Jose was ready to stop treatments and resign himself to death. But his son, eight-year-old John, insisted he hold on.
“He asked, if you go through this surgery maybe we will be father and son again," Jose told NBC 24. "And you had to keep on going.”

In their hometown of San Pablo in the Philippines, Jose and Kristine sold their possessions. They sold their house. They even pawned their ATM card to pay for his treatments. And then, when they had used up all their resources, something like a miracle happened.”
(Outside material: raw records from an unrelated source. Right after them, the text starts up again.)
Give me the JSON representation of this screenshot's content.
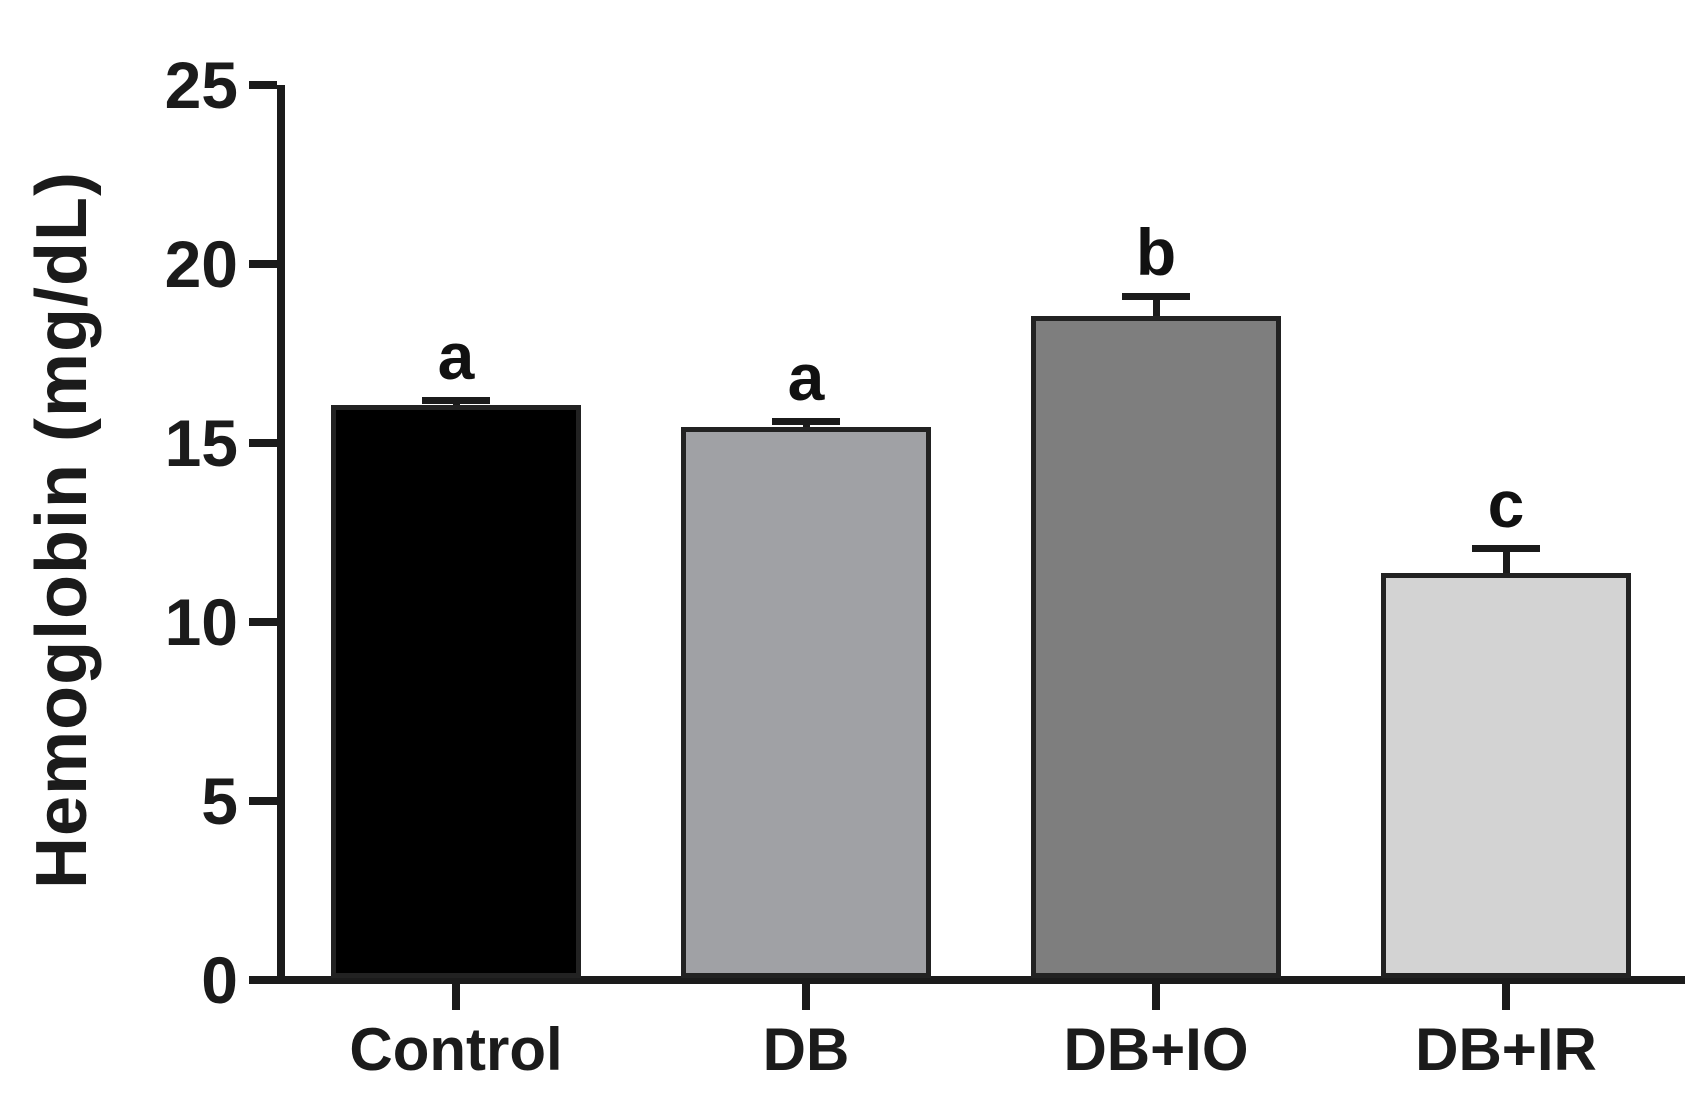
{
  "chart_data": {
    "type": "bar",
    "title": "",
    "ylabel": "Hemoglobin (mg/dL)",
    "xlabel": "",
    "categories": [
      "Control",
      "DB",
      "DB+IO",
      "DB+IR"
    ],
    "values": [
      16.0,
      15.4,
      18.5,
      11.3
    ],
    "errors_upper": [
      0.15,
      0.15,
      0.55,
      0.7
    ],
    "sig_letters": [
      "a",
      "a",
      "b",
      "c"
    ],
    "bar_colors": [
      "#000000",
      "#a0a1a5",
      "#7e7e7e",
      "#d3d3d3"
    ],
    "axis_color": "#1b1b1b",
    "background_color": "#ffffff",
    "ylim": [
      0,
      25
    ],
    "yticks": [
      25,
      20,
      15,
      10,
      5,
      0
    ],
    "grid": false,
    "legend_position": "none"
  }
}
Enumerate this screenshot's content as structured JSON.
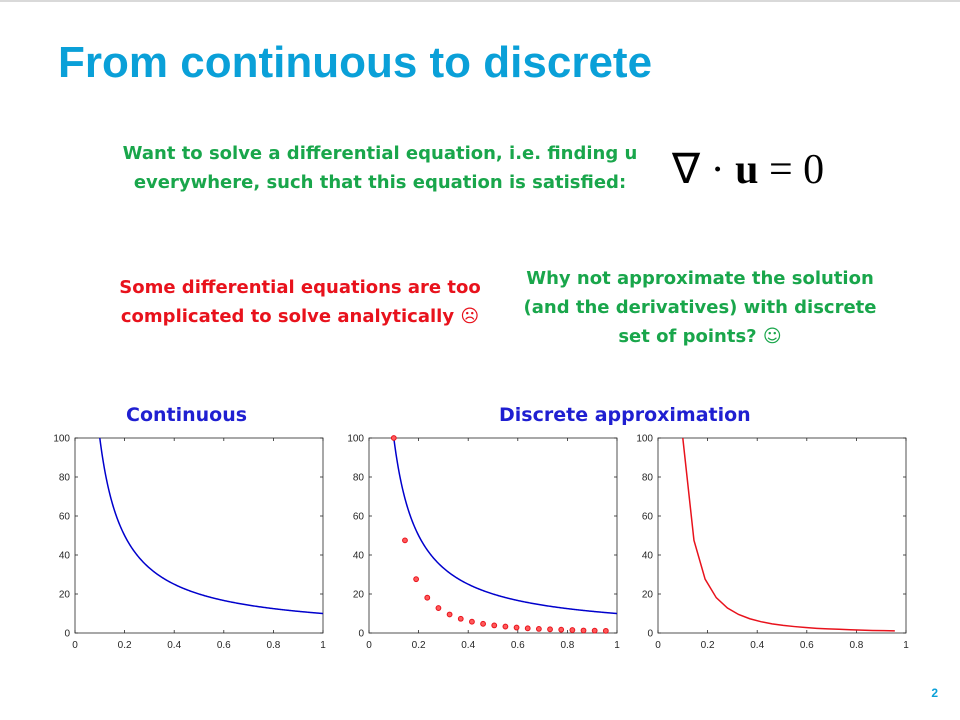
{
  "slide": {
    "title": "From continuous to discrete",
    "page_number": "2",
    "intro_line1": "Want to solve a differential equation, i.e. finding u",
    "intro_line2": "everywhere, such that this equation is satisfied:",
    "equation": {
      "nabla": "∇",
      "dot": " · ",
      "u": "u",
      "rest": " = 0"
    },
    "problem_line1": "Some differential equations are too",
    "problem_line2": "complicated to solve analytically ☹",
    "idea_line1": "Why not approximate the solution",
    "idea_line2": "(and the derivatives) with discrete",
    "idea_line3": "set of points? ☺",
    "label_continuous": "Continuous",
    "label_discrete": "Discrete approximation"
  },
  "colors": {
    "title": "#0aa0d8",
    "green_text": "#19a64b",
    "red_text": "#e8121c",
    "blue": "#0000cc",
    "red_line": "#e8121c"
  },
  "chart_data": [
    {
      "type": "line",
      "title": "",
      "xlabel": "",
      "ylabel": "",
      "xlim": [
        0,
        1
      ],
      "ylim": [
        0,
        100
      ],
      "xticks": [
        0,
        0.2,
        0.4,
        0.6,
        0.8,
        1
      ],
      "yticks": [
        0,
        20,
        40,
        60,
        80,
        100
      ],
      "xtick_labels": [
        "0",
        "0.2",
        "0.4",
        "0.6",
        "0.8",
        "1"
      ],
      "ytick_labels": [
        "0",
        "20",
        "40",
        "60",
        "80",
        "100"
      ],
      "series": [
        {
          "color": "#0000cc",
          "style": "line",
          "x": [
            0.1,
            0.12,
            0.14,
            0.16,
            0.18,
            0.2,
            0.25,
            0.3,
            0.35,
            0.4,
            0.5,
            0.6,
            0.7,
            0.8,
            0.9,
            1.0
          ],
          "y": [
            100,
            83.3,
            71.4,
            62.5,
            55.6,
            50,
            40,
            33.3,
            28.6,
            25,
            20,
            16.7,
            14.3,
            12.5,
            11.1,
            10
          ]
        }
      ]
    },
    {
      "type": "line",
      "title": "",
      "xlabel": "",
      "ylabel": "",
      "xlim": [
        0,
        1
      ],
      "ylim": [
        0,
        100
      ],
      "xticks": [
        0,
        0.2,
        0.4,
        0.6,
        0.8,
        1
      ],
      "yticks": [
        0,
        20,
        40,
        60,
        80,
        100
      ],
      "xtick_labels": [
        "0",
        "0.2",
        "0.4",
        "0.6",
        "0.8",
        "1"
      ],
      "ytick_labels": [
        "0",
        "20",
        "40",
        "60",
        "80",
        "100"
      ],
      "series": [
        {
          "color": "#0000cc",
          "style": "line",
          "x": [
            0.1,
            0.12,
            0.14,
            0.16,
            0.18,
            0.2,
            0.25,
            0.3,
            0.35,
            0.4,
            0.5,
            0.6,
            0.7,
            0.8,
            0.9,
            1.0
          ],
          "y": [
            100,
            83.3,
            71.4,
            62.5,
            55.6,
            50,
            40,
            33.3,
            28.6,
            25,
            20,
            16.7,
            14.3,
            12.5,
            11.1,
            10
          ]
        },
        {
          "color": "#e8121c",
          "style": "markers",
          "x": [
            0.1,
            0.145,
            0.19,
            0.235,
            0.28,
            0.325,
            0.37,
            0.415,
            0.46,
            0.505,
            0.55,
            0.595,
            0.64,
            0.685,
            0.73,
            0.775,
            0.82,
            0.865,
            0.91,
            0.955
          ],
          "y": [
            100,
            47.5,
            27.6,
            18.1,
            12.8,
            9.5,
            7.3,
            5.8,
            4.7,
            3.9,
            3.3,
            2.8,
            2.4,
            2.1,
            1.9,
            1.7,
            1.5,
            1.3,
            1.2,
            1.1
          ]
        }
      ]
    },
    {
      "type": "line",
      "title": "",
      "xlabel": "",
      "ylabel": "",
      "xlim": [
        0,
        1
      ],
      "ylim": [
        0,
        100
      ],
      "xticks": [
        0,
        0.2,
        0.4,
        0.6,
        0.8,
        1
      ],
      "yticks": [
        0,
        20,
        40,
        60,
        80,
        100
      ],
      "xtick_labels": [
        "0",
        "0.2",
        "0.4",
        "0.6",
        "0.8",
        "1"
      ],
      "ytick_labels": [
        "0",
        "20",
        "40",
        "60",
        "80",
        "100"
      ],
      "series": [
        {
          "color": "#e8121c",
          "style": "line",
          "x": [
            0.1,
            0.145,
            0.19,
            0.235,
            0.28,
            0.325,
            0.37,
            0.415,
            0.46,
            0.505,
            0.55,
            0.595,
            0.64,
            0.685,
            0.73,
            0.775,
            0.82,
            0.865,
            0.91,
            0.955
          ],
          "y": [
            100,
            47.5,
            27.6,
            18.1,
            12.8,
            9.5,
            7.3,
            5.8,
            4.7,
            3.9,
            3.3,
            2.8,
            2.4,
            2.1,
            1.9,
            1.7,
            1.5,
            1.3,
            1.2,
            1.1
          ]
        }
      ]
    }
  ]
}
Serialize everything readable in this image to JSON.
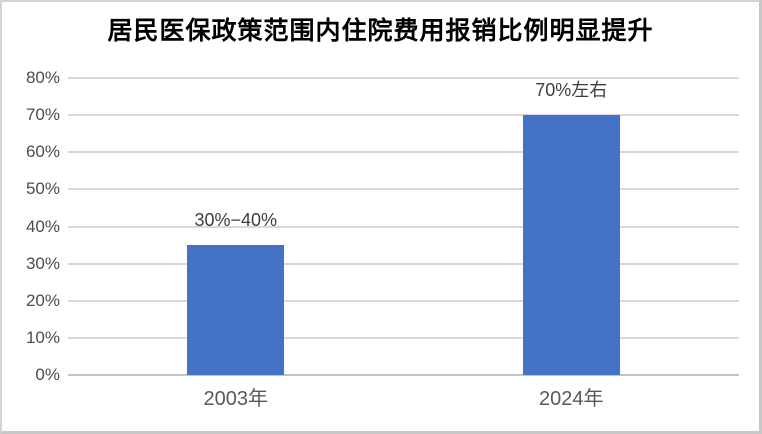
{
  "window": {
    "background": "#ffffff",
    "border_color": "#d4d4d4"
  },
  "chart_data": {
    "type": "bar",
    "title": "居民医保政策范围内住院费用报销比例明显提升",
    "categories": [
      "2003年",
      "2024年"
    ],
    "values": [
      35,
      70
    ],
    "data_labels": [
      "30%−40%",
      "70%左右"
    ],
    "xlabel": "",
    "ylabel": "",
    "ylim": [
      0,
      80
    ],
    "ytick_step": 10,
    "yticks": [
      "0%",
      "10%",
      "20%",
      "30%",
      "40%",
      "50%",
      "60%",
      "70%",
      "80%"
    ],
    "grid": true,
    "legend_position": "none",
    "bar_color": "#4472C4",
    "gridline_color": "#d9d9d9"
  }
}
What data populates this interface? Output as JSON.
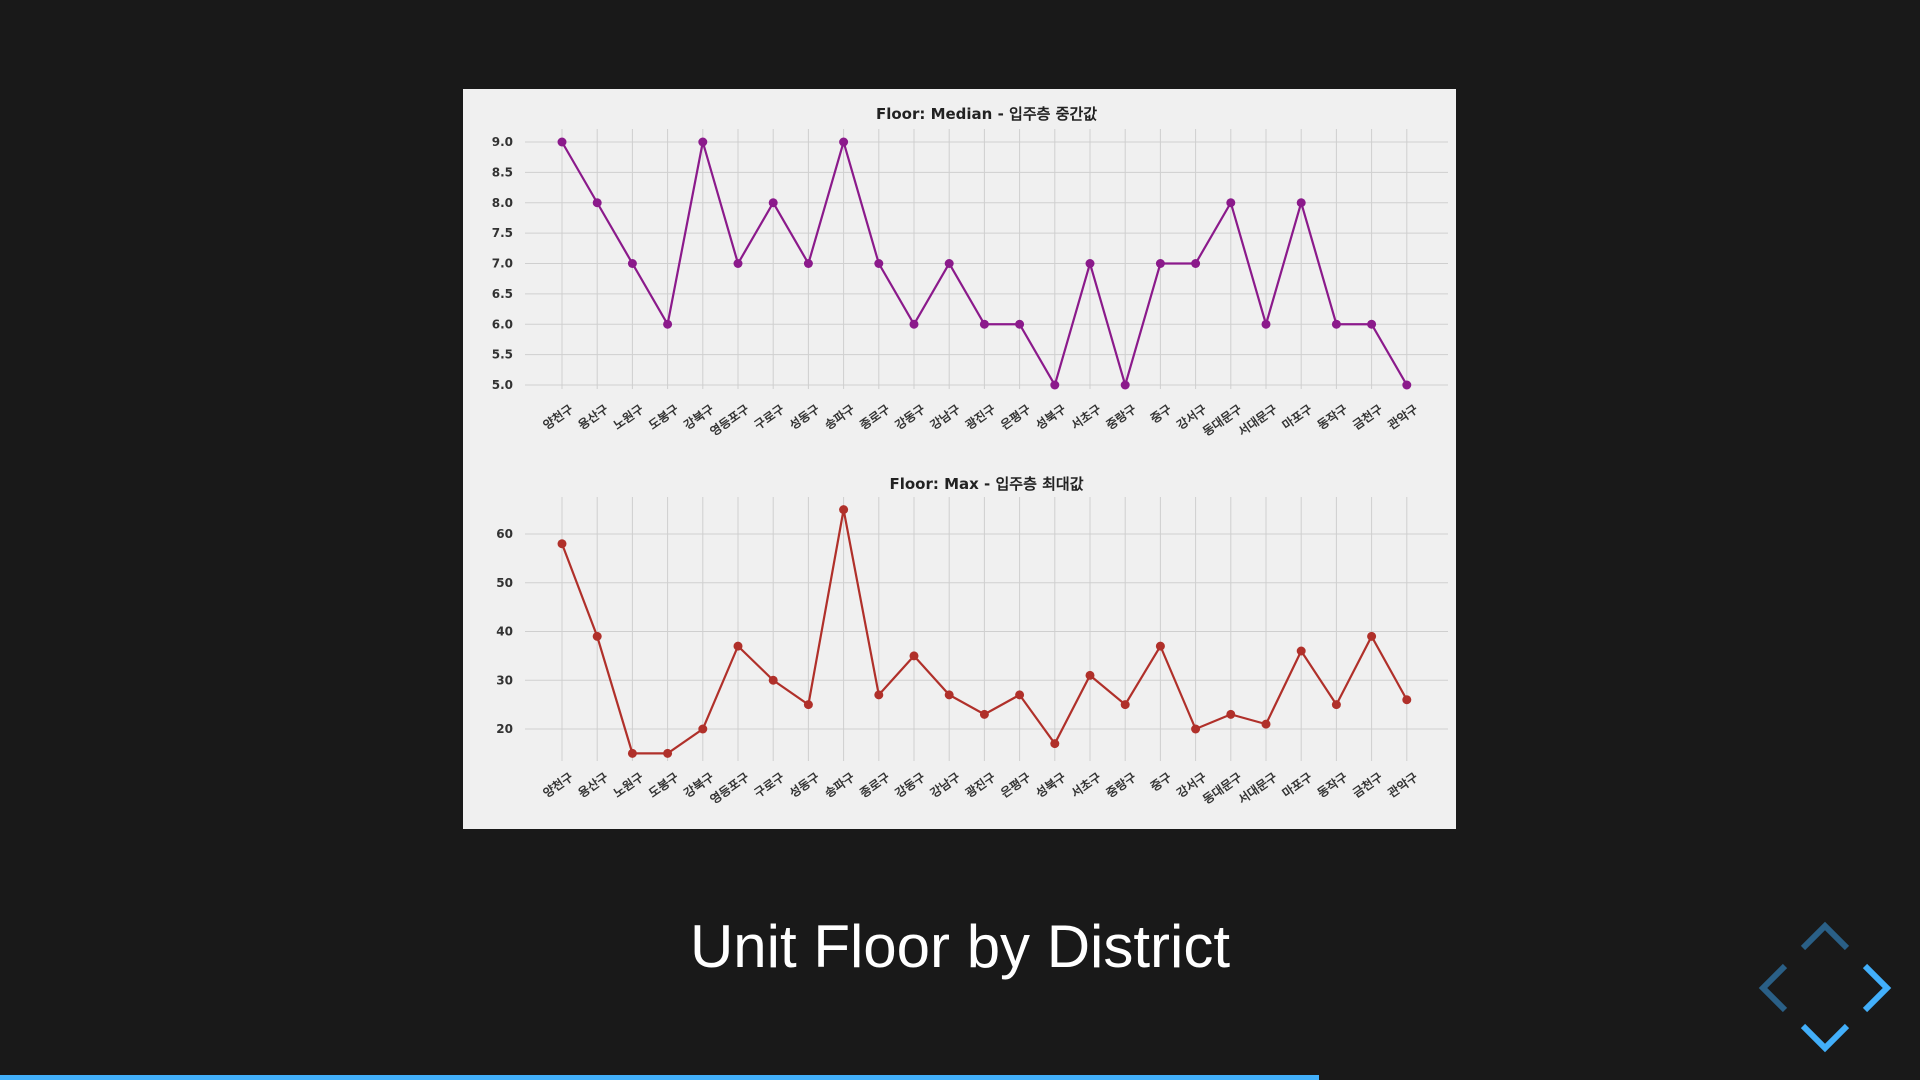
{
  "slide": {
    "title": "Unit Floor by District",
    "progress": 0.687
  },
  "colors": {
    "background": "#191919",
    "figure_bg": "#f0f0f0",
    "median_line": "#8b1a8b",
    "max_line": "#b0302a",
    "accent": "#42affa"
  },
  "nav": {
    "up": "chevron-up-icon",
    "down": "chevron-down-icon",
    "left": "chevron-left-icon",
    "right": "chevron-right-icon"
  },
  "chart_data": [
    {
      "type": "line",
      "title": "Floor: Median - 입주층 중간값",
      "categories": [
        "양천구",
        "용산구",
        "노원구",
        "도봉구",
        "강북구",
        "영등포구",
        "구로구",
        "성동구",
        "송파구",
        "종로구",
        "강동구",
        "강남구",
        "광진구",
        "은평구",
        "성북구",
        "서초구",
        "중랑구",
        "중구",
        "강서구",
        "동대문구",
        "서대문구",
        "마포구",
        "동작구",
        "금천구",
        "관악구"
      ],
      "values": [
        9,
        8,
        7,
        6,
        9,
        7,
        8,
        7,
        9,
        7,
        6,
        7,
        6,
        6,
        5,
        7,
        5,
        7,
        7,
        8,
        6,
        8,
        6,
        6,
        5
      ],
      "ylim": [
        5.0,
        9.0
      ],
      "yticks": [
        "5.0",
        "5.5",
        "6.0",
        "6.5",
        "7.0",
        "7.5",
        "8.0",
        "8.5",
        "9.0"
      ],
      "grid": true,
      "xlabel": "",
      "ylabel": ""
    },
    {
      "type": "line",
      "title": "Floor: Max - 입주층 최대값",
      "categories": [
        "양천구",
        "용산구",
        "노원구",
        "도봉구",
        "강북구",
        "영등포구",
        "구로구",
        "성동구",
        "송파구",
        "종로구",
        "강동구",
        "강남구",
        "광진구",
        "은평구",
        "성북구",
        "서초구",
        "중랑구",
        "중구",
        "강서구",
        "동대문구",
        "서대문구",
        "마포구",
        "동작구",
        "금천구",
        "관악구"
      ],
      "values": [
        58,
        39,
        15,
        15,
        20,
        37,
        30,
        25,
        65,
        27,
        35,
        27,
        23,
        27,
        17,
        31,
        25,
        37,
        20,
        23,
        21,
        36,
        25,
        39,
        26
      ],
      "ylim": [
        20,
        60
      ],
      "yticks": [
        "20",
        "30",
        "40",
        "50",
        "60"
      ],
      "grid": true,
      "xlabel": "",
      "ylabel": ""
    }
  ]
}
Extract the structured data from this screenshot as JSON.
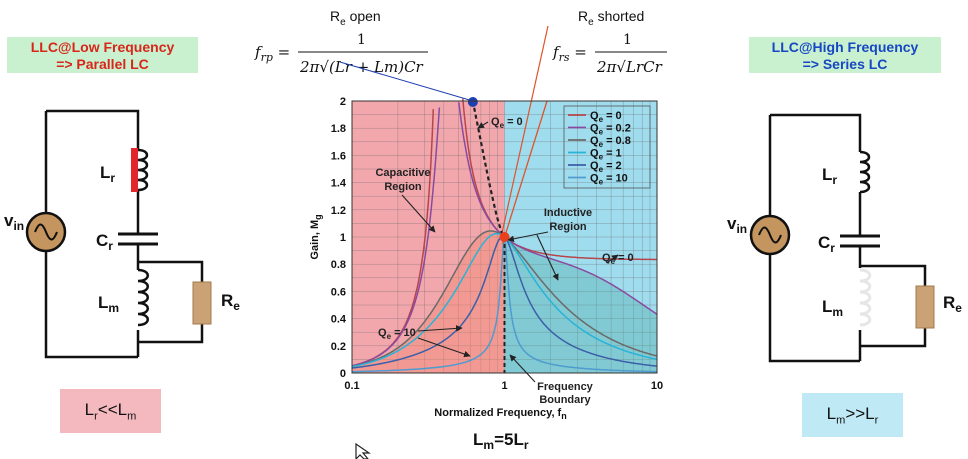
{
  "left_panel": {
    "title_line1": "LLC@Low Frequency",
    "title_line2": "=> Parallel LC",
    "relation_a": "L",
    "relation_a_sub": "r",
    "relation_op": "<<",
    "relation_b": "L",
    "relation_b_sub": "m",
    "labels": {
      "vin": "v",
      "vin_sub": "in",
      "lr": "L",
      "lr_sub": "r",
      "cr": "C",
      "cr_sub": "r",
      "lm": "L",
      "lm_sub": "m",
      "re": "R",
      "re_sub": "e"
    }
  },
  "right_panel": {
    "title_line1": "LLC@High Frequency",
    "title_line2": "=> Series LC",
    "relation_a": "L",
    "relation_a_sub": "m",
    "relation_op": ">>",
    "relation_b": "L",
    "relation_b_sub": "r",
    "labels": {
      "vin": "v",
      "vin_sub": "in",
      "lr": "L",
      "lr_sub": "r",
      "cr": "C",
      "cr_sub": "r",
      "lm": "L",
      "lm_sub": "m",
      "re": "R",
      "re_sub": "e"
    }
  },
  "center": {
    "re_open": "R",
    "re_open_sub": "e",
    "re_open_rest": " open",
    "re_shorted": "R",
    "re_shorted_sub": "e",
    "re_shorted_rest": " shorted",
    "frp_lhs": "f",
    "frp_lhs_sub": "rp",
    "frp_num": "1",
    "frp_den": "2π√((L",
    "frp_den_full": "2π√(Lr + Lm)Cr",
    "frs_lhs": "f",
    "frs_lhs_sub": "rs",
    "frs_num": "1",
    "frs_den_full": "2π√LrCr",
    "bottom_eq": "L",
    "bottom_eq_sub1": "m",
    "bottom_eq_mid": "=5L",
    "bottom_eq_sub2": "r"
  },
  "chart_data": {
    "type": "line",
    "xlabel": "Normalized Frequency, f",
    "xlabel_sub": "n",
    "ylabel": "Gain, M",
    "ylabel_sub": "g",
    "x_scale": "log",
    "xlim": [
      0.1,
      10
    ],
    "ylim": [
      0,
      2
    ],
    "x_ticks": [
      "0.1",
      "1",
      "10"
    ],
    "y_ticks": [
      "0",
      "0.2",
      "0.4",
      "0.6",
      "0.8",
      "1",
      "1.2",
      "1.4",
      "1.6",
      "1.8",
      "2"
    ],
    "grid": true,
    "legend_position": "top-right",
    "series": [
      {
        "name": "Q",
        "sub": "e",
        "suffix": " = 0",
        "color": "#b6464b",
        "q": 0
      },
      {
        "name": "Q",
        "sub": "e",
        "suffix": " = 0.2",
        "color": "#8a4aa0",
        "q": 0.2
      },
      {
        "name": "Q",
        "sub": "e",
        "suffix": " = 0.8",
        "color": "#6a6a6a",
        "q": 0.8
      },
      {
        "name": "Q",
        "sub": "e",
        "suffix": " = 1",
        "color": "#29b3d8",
        "q": 1
      },
      {
        "name": "Q",
        "sub": "e",
        "suffix": " = 2",
        "color": "#3b5fa8",
        "q": 2
      },
      {
        "name": "Q",
        "sub": "e",
        "suffix": " = 10",
        "color": "#4f9bd0",
        "q": 10
      }
    ],
    "annotations": {
      "capacitive_line1": "Capacitive",
      "capacitive_line2": "Region",
      "inductive_line1": "Inductive",
      "inductive_line2": "Region",
      "q0_top": "Q",
      "q0_top_sub": "e",
      "q0_top_rest": " = 0",
      "q0_right": "Q",
      "q0_right_sub": "e",
      "q0_right_rest": " = 0",
      "q10": "Q",
      "q10_sub": "e",
      "q10_rest": " = 10",
      "freq_boundary_line1": "Frequency",
      "freq_boundary_line2": "Boundary"
    },
    "colors": {
      "capacitive_bg": "#f2a7ad",
      "inductive_bg": "#9fdcee",
      "resonant_dot": "#e8401c",
      "frp_dot": "#1e3fb0",
      "boundary": "#222222"
    }
  }
}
Dr. Don Paloyo, Jose’s doctor in Manila, had been introduced to Dr. Rees through a mutual friend. Jose and Kristine had just the right pairing of blood types, and just the economic circumstance, to benefit from Dr. Rees’s program. “I said, you know, I think that’s the way for one of my patients to go," said Dr. Paloyo.
It took months to raise the needed 150-thousand dollars to pay for Jose and Kristine’s trip to America and arrange a series of organ donations.
Ultimately, Jose would receive a kidney from a donor in Georgia, Kristine would donate her kidney to a recipient in Minnesota. The Minnesota recipient had a willing kidney donor, been offered a kidney by an acquaintance, but they had at was an incompatible tissue match. So, instead that donated kidney will go to a recipient in Seattle.
The unique twist in Dr. Rees’ program is what makes it affordable. He is working to convince American insurance companies to pay for a transplant and follow-up care because the insurance companies will actually save money.
"You can pay for three kidney transplants for the cost of one patient to get dialysis," said Dr. Rees.
And recruiting a foreign donor makes sense because the cost of follow up care is less in countries like the Philippines.
"So the amount of money that we would have to put up to pay for an American to get a transplant would be significantly more than we would have to pay for a recipient in the Philippines," said Dr. Rees.
Dr. Rees calls his program Reverse Transplant Tourism. And in addition to saving private insurers enough to pay for itself, it could reduce the cost of treatment through Medicare by billions. "We’ve actually achieved a holy grail of health care reform," said Dr. Rees.
"It’s revolutionary," said Dr. Paloya. "It’s a game changer I think."
And for the poorest of poor patients around the world, it could also be a life-saver.

Dr. Rees’s Reverse Transplant Tourism program could require changes in current transplant laws, especially when it comes to making it eligible for Medicare or Medicaid insurance. But Rees and his foundation, the Alliance for Paired Donation, are working to lay the groundwork for that."